I join with Senator O'Meara in thanking the Minister for accepting an amendment tabled arising on foot of a joint submission by the three associations. There is merit in it. It would be incongruous if people were in different wards of the same authority or were members of two county councils and were in a position to nominate their own people to replace them. This is a good move. I understand this section will enable people who have a dual mandate at local level to continue to hold membership of a county council and a urban district council. The Minister of State might clarify that.

Section 14 provides that no councillor can hold membership of more than one local authority with the exception of being a member of both a county council and town council. Dual membership of a county council and town council is a feature of our local government system. That can have positive spin off effects for greater co-operation and linkages between town and county. The prohibition in this section relates to membership. There is no prohibition on standing for election. In the event of a person being elected to more than one local authority, he or she would have to opt for one authority only and the resulting vacancy would be filled as a casual vacancy.

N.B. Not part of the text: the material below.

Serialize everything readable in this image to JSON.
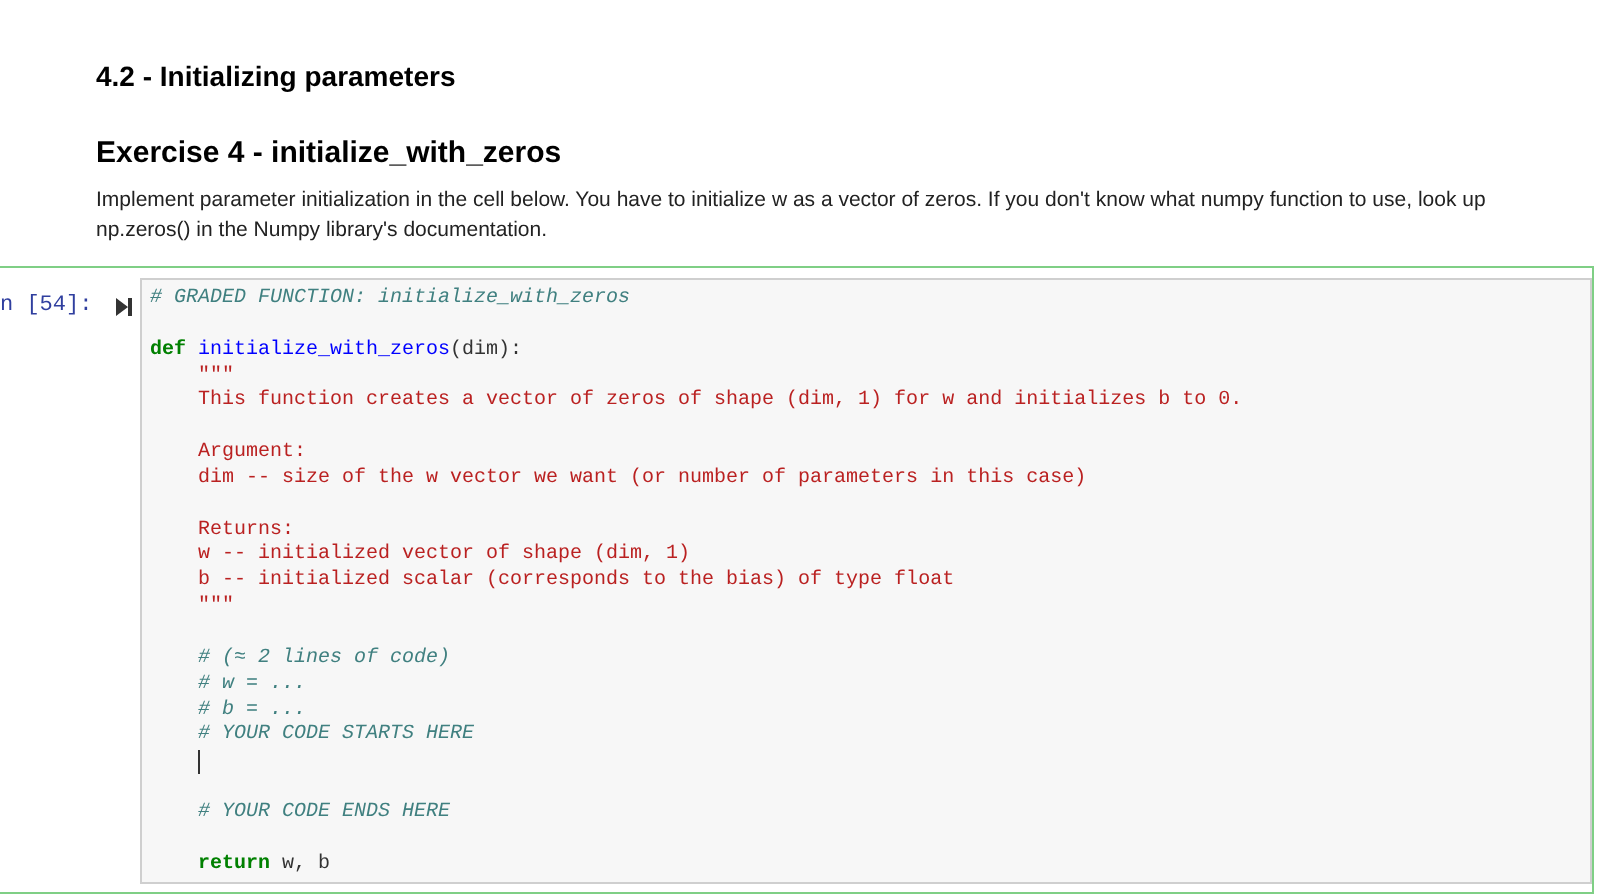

Question put and agreed to.
Sections 15 to 17, inclusive, agreed to.
Question proposed: "That section 18 stand part of the Bill."

It is a hallmark of the Minister, Deputy Dempsey, that he was keen to engage in wide consultation on this legislation to ensure that he accommodated the views of as many people as possible. Any propositions of merit that were put to him were included. This section provides that where councillors, who may have long and valuable service, become ill and through no fault of their own are unable to carry out their duties, it was agreed that their membership would be extended beyond 12 months. We suggested 24 months but the Minister compromised on 18 months. I welcome that provision.

I will convey the Senator sentiments to the Minister.

Question put and agreed to.
Sections 19 and 20 agreed to.

I move amendment No. 3:

In page 33, lines 12 to 20, to delete subsections (1) and (2) and substitute the following new subsection:

"(1) Each county or city council shall have one member for every 4,000 persons ordinarily resident in its functional area and each town council shall have one member for each 1,000 such persons, subject to a minimum number of members of 21 in the case of a county council, 15 in the case of a city council and 12 in the case of a town council.".

Section 21 and the amendment thereto relate to the number of members of local authorities.

I want to raise the question of local democracy. I believe in the extension of local democracy as far as possible. If a town wants to have a council it should be allowed to, within reason. The qualification in this Bill to have a town council is too high. I will use Tipperary North as an example. There are urban councils in Nenagh, Thurles and Templemore, but none in Roscrea. The population of Roscrea is substantially larger than that of Templemore. There is a fine community council in Roscrea and it has sought a statutory town council, but this Bill does not allow it to have one. If we were starting at year zero, no town in north Tipperary would qualify for a town council under the population rule in this Bill.

I get the feeling that I do not have the full attention of the House. I would much prefer that this would be dealt with when we have completed more pressing business.

I thank the Minister of State for dealing with this today. He will not be back with us later. He took this on at short notice and was extremely accommodating.

Will we return to this amendment following later business?

Progress reported; Committee to sit again.